On a l’impression qu’il y aurait d’un côté une vision exacte des choses et que, de l’autre côté, on serait complètement déconnecté. Mais, monsieur le secrétaire d’État, nous ne faisons que relayer des inquiétudes réelles. Vous opérez en effet une distinction entre le consentement à l’admission en qualité de pupille de l’État et le consentement à l’adoption. En gros, les parents consentent à l’admission de l’enfant en qualité de pupille de l’État, puis à l’adoption et il y a aujourd’hui deux choses : le procès-verbal de recueil et un formulaire de consentement.
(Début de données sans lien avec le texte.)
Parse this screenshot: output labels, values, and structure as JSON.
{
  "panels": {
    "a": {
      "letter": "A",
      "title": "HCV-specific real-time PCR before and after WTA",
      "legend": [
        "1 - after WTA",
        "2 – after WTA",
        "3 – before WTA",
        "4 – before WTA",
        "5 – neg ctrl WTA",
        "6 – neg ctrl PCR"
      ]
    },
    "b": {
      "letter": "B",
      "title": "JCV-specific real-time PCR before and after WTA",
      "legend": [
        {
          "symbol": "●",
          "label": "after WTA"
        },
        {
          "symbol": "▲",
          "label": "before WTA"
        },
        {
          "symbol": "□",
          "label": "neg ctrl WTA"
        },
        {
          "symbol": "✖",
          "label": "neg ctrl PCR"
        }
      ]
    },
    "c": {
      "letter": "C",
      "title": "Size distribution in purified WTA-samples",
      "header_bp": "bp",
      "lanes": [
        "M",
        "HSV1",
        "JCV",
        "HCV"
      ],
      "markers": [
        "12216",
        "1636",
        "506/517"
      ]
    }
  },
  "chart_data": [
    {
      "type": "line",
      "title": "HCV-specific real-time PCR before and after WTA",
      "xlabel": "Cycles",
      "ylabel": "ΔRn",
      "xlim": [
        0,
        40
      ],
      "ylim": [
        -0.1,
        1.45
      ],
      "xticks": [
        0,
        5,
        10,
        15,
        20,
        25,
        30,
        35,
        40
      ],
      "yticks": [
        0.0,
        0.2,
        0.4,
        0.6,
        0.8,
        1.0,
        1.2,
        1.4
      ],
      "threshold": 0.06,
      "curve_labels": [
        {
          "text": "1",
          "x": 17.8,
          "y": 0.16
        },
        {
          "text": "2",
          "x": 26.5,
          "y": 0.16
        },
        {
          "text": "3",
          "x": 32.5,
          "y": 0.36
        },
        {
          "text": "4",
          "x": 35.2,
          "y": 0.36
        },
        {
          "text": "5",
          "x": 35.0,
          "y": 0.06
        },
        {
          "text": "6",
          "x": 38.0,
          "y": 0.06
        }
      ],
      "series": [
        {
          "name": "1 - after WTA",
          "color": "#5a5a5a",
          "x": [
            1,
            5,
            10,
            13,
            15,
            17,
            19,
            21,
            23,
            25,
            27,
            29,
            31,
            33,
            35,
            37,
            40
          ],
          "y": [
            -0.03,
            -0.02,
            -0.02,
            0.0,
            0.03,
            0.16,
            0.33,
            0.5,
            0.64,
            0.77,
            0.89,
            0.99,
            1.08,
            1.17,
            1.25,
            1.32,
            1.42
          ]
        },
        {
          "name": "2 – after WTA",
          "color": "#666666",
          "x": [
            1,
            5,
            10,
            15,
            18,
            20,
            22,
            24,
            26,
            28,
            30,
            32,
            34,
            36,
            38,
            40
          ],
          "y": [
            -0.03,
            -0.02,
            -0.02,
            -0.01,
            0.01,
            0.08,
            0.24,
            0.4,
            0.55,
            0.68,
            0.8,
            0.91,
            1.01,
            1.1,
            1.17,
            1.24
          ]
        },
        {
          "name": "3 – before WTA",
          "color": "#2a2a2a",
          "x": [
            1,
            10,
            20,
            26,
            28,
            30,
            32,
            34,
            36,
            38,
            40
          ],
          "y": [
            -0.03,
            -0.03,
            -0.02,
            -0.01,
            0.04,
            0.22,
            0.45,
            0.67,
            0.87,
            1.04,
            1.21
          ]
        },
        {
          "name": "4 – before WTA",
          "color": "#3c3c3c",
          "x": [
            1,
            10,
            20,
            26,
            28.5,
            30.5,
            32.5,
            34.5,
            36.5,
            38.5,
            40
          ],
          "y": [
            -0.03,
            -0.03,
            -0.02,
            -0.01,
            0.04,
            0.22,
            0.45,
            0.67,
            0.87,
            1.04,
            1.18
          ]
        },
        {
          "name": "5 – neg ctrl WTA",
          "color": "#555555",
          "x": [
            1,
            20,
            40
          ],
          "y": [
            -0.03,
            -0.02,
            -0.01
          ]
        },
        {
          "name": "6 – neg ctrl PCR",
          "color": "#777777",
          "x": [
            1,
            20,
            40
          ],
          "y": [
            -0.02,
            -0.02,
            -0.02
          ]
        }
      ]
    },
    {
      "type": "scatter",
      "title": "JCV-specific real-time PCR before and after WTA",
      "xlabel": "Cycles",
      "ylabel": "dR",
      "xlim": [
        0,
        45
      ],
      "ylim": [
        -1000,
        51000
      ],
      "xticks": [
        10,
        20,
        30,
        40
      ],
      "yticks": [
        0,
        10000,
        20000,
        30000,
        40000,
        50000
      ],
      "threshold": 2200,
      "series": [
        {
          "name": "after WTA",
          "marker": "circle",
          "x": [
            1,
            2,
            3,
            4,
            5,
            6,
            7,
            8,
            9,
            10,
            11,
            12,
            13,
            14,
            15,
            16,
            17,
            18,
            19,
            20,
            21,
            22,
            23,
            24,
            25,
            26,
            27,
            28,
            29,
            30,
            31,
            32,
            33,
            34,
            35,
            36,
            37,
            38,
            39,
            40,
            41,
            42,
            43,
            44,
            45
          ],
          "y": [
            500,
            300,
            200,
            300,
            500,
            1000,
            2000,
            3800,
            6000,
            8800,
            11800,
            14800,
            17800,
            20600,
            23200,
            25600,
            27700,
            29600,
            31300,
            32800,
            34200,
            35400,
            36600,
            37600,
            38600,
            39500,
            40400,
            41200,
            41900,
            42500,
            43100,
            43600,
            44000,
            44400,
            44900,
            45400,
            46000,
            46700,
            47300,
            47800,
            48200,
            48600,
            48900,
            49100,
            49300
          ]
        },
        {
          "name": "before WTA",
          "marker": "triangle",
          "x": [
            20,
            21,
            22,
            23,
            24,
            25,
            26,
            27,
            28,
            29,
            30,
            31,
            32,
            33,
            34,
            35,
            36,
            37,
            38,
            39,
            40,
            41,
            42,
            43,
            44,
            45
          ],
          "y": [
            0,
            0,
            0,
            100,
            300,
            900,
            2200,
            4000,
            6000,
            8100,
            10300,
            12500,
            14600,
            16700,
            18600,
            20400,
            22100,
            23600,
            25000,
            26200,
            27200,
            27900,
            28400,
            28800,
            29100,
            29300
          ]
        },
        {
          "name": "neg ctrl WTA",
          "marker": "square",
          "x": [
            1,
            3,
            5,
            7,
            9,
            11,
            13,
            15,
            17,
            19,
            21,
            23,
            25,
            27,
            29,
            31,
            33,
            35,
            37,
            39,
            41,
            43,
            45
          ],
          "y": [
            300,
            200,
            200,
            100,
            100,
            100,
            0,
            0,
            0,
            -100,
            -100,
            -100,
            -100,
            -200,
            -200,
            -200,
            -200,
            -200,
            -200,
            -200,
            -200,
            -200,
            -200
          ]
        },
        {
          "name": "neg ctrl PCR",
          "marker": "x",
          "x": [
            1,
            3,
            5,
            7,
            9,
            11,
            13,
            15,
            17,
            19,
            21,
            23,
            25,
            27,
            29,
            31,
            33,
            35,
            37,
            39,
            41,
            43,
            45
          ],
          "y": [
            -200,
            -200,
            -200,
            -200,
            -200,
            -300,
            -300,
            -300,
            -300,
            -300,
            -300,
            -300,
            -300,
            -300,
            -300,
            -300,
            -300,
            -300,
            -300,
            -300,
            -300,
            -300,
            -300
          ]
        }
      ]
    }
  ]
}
Or vous supprimez le consentement initial à l’adoption.
Les parents confient l’enfant comme pupille de l’État et consentent à l’adoption en tant que pupille de l’État mais, avec cet article 13, vous opérez une distinction. Vous clarifiez les conditions d’admission en qualité de pupille de l’État, mais votre dispositif donne l’impression qu’on supprime la faculté qui était donnée aux parents biologiques de consentir à l’adoption. C’est cela qui nous inquiète et nous interpelle. Nous soutiendrons néanmoins l’amendement sous-amendé.
On va devoir l’appeler proposition de loi Limon-Breton !
N’exagérez pas !
La suite de la discussion est renvoyée à la prochaine séance.
Prochaine séance, demain, à quinze heures :Questions au Gouvernement ;Suite de la discussion en nouvelle lecture de la proposition de loi relative à l’adoption ;Discussion de la proposition de loi visant à encourager l’usage du contrôle parental sur certains équipements et services vendus en France et permettant d’accéder à Internet.La séance est levée.